A grainy analog texture, pale yet strong colours and theatrical locations.
To wrap it up, this is what the works of Diego Ene, a Spanish photographer based in Madrid, are made of.
But there would still be much more to say.
Going through a selection of his works feels like a road trip. Paradoxically, pictures representing absolutely still subjects became part of a dynamic narration where every element is perfectly chained to the next - and previous - one (and yet they are different enough to make it clear that every picture was taken in a unique moment).
The previously quoted film-like texture widespread all over the photographs makes it possible to perceive the pictures through a cinematic gaze, despite the absolute - typical when it comes to photographs - absence of motion.

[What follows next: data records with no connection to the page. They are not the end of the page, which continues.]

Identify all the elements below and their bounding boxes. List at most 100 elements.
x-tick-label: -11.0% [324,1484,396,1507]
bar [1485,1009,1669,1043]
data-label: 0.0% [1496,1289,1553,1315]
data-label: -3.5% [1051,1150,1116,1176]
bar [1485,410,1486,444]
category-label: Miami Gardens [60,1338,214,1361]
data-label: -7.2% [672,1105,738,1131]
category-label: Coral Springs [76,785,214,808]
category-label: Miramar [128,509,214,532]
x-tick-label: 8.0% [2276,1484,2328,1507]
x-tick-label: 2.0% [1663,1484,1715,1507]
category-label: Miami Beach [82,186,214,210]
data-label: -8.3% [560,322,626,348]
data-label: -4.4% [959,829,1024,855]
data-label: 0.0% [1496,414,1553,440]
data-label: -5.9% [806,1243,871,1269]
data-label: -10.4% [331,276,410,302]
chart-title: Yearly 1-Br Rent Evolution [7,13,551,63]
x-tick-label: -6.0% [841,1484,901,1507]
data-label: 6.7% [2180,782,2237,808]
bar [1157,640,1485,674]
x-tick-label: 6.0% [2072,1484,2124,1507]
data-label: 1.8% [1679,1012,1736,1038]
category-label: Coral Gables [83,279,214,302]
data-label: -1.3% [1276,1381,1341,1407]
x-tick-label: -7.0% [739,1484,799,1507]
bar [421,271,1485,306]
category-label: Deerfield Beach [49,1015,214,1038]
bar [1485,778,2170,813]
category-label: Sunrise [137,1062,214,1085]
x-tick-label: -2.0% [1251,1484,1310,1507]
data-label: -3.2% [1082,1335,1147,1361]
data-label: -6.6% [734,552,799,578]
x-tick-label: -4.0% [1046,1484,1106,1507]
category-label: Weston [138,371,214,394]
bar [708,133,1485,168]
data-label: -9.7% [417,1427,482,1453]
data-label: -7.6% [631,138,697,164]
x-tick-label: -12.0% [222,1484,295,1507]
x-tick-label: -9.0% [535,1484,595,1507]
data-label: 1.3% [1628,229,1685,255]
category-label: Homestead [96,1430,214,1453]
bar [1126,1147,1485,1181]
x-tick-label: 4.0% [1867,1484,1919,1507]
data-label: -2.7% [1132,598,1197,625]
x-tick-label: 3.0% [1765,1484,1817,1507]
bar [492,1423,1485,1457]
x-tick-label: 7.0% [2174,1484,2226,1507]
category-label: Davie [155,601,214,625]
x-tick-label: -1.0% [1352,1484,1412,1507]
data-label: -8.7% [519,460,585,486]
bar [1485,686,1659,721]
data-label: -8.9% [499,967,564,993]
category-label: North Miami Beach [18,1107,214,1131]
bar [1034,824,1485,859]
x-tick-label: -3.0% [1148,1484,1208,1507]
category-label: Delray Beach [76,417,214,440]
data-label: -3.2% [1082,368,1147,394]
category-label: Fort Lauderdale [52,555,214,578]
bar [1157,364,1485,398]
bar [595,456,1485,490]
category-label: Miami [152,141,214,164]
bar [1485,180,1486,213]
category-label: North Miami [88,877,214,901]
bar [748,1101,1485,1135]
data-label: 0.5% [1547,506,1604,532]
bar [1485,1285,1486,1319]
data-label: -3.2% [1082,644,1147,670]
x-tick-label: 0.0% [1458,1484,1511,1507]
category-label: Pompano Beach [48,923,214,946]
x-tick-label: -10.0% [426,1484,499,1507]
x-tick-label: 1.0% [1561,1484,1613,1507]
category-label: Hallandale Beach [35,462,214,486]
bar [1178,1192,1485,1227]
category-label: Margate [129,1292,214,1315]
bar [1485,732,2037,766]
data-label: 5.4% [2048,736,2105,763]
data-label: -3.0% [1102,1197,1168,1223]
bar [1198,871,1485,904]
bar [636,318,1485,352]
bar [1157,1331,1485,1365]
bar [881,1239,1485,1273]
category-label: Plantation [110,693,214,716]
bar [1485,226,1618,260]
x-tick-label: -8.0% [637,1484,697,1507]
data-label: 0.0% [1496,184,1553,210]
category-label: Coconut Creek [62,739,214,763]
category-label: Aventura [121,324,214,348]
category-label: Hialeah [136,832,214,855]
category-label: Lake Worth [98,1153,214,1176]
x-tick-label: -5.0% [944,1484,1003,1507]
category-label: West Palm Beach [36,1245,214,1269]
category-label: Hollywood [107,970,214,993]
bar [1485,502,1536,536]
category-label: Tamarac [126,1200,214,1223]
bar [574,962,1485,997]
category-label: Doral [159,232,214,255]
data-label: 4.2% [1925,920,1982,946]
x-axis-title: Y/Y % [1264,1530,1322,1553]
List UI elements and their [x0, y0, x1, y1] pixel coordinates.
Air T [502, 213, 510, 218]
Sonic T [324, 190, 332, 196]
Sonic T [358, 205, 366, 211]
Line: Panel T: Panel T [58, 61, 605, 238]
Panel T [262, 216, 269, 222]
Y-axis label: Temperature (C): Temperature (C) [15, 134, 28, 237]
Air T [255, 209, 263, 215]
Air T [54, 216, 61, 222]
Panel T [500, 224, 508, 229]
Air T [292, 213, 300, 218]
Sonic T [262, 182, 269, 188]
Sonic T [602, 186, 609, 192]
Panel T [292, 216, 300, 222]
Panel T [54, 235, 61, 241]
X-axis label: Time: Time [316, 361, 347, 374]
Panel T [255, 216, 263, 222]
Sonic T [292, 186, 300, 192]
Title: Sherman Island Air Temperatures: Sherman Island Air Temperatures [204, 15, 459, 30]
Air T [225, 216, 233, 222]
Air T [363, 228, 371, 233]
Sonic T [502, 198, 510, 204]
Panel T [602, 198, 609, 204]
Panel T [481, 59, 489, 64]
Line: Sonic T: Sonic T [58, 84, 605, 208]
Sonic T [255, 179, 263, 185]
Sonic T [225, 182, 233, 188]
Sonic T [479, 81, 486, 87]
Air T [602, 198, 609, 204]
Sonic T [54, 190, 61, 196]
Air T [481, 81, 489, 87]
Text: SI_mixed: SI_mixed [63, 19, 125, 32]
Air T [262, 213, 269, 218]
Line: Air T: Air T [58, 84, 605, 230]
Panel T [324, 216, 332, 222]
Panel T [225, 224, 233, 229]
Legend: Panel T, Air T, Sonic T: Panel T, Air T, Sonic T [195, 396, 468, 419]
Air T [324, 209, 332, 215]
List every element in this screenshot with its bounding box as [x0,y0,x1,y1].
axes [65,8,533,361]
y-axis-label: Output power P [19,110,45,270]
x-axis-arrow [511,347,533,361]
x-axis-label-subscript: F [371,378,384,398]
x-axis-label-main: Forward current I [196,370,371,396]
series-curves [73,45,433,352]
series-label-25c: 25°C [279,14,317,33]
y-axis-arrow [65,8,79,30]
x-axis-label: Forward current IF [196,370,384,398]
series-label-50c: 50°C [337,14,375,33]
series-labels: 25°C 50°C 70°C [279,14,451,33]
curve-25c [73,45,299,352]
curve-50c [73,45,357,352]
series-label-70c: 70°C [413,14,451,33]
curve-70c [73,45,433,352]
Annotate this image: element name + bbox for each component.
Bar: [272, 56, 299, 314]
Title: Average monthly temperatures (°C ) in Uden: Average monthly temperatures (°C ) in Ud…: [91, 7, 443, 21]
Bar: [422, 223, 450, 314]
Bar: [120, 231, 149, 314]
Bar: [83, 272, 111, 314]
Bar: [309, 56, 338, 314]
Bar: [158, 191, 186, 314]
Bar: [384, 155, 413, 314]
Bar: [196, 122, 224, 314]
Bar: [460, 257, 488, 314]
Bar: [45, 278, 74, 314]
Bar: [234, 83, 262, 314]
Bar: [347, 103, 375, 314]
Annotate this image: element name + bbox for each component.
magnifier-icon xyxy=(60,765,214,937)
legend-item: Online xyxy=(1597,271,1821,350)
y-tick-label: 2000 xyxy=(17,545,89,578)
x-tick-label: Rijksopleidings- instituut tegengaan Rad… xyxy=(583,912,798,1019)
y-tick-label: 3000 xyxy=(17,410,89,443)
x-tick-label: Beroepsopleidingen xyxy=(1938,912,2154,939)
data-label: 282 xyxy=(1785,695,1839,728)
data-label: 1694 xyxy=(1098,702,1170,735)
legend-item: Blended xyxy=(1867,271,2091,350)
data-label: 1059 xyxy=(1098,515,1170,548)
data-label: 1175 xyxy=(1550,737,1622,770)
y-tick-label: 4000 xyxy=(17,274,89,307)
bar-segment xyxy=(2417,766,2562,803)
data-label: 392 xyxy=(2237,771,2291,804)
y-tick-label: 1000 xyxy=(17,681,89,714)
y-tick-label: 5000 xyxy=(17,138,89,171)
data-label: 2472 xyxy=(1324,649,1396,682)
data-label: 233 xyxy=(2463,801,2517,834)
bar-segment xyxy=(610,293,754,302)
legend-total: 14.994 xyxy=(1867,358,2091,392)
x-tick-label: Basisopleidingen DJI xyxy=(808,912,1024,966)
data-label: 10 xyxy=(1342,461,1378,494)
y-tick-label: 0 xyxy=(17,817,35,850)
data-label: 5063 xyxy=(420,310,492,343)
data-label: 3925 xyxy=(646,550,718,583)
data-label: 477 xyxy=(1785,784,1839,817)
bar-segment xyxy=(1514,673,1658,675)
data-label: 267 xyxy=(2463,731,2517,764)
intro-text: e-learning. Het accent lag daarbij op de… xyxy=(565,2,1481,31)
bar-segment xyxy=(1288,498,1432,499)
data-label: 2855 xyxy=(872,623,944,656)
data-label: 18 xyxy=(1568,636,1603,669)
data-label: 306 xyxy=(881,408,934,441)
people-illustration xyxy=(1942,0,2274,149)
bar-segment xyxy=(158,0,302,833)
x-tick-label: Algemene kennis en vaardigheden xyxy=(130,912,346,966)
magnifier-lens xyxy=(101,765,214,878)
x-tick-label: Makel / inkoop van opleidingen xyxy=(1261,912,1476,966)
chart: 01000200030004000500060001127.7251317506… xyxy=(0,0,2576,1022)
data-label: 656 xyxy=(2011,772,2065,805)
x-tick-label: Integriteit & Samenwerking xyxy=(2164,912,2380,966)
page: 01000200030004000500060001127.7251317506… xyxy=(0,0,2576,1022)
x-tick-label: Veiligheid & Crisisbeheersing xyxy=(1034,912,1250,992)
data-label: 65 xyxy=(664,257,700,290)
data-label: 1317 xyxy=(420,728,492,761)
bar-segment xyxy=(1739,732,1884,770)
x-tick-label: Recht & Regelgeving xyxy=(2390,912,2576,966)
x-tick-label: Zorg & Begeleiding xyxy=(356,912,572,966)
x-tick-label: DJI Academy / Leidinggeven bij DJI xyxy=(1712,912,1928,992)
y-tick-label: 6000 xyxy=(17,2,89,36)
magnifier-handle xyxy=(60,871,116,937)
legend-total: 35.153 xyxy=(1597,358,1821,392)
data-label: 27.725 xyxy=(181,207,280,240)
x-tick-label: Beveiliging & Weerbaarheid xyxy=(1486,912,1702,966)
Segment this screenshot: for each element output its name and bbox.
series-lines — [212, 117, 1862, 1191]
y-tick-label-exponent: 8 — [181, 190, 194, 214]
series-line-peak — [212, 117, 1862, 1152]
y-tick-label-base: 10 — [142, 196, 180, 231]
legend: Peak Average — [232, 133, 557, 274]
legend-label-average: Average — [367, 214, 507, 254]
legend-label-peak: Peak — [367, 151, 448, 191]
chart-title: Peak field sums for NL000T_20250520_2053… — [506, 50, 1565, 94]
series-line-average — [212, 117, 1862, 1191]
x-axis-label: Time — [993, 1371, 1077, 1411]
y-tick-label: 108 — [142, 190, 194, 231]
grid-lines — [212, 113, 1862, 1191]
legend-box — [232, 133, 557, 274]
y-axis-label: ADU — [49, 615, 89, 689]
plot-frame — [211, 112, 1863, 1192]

If we could - just for a brief, polite moment - forget about the author’s identity, we would feel aesthetically very close in style to some of the greatest modern movie directors. In fact, the cloud-filtered, melancholic cold light which has a strong presence in Diego’s photographs could be exactly the same one touching Scarlett Johansson’s face through the window glass in Sofia Coppola’s “Lost In Translation”, and upon a closer inspection we would recognise a still from David Lynch’s “Blue Velvet” in Ene’s portraits of those canonically beautiful garden roses.
At this point we can’t help being curious about what Diego Ene’s storytelling will be about in the future. What we know for sure is how amazed we are going to feel contemplating his movie-like, suspended atmospheres.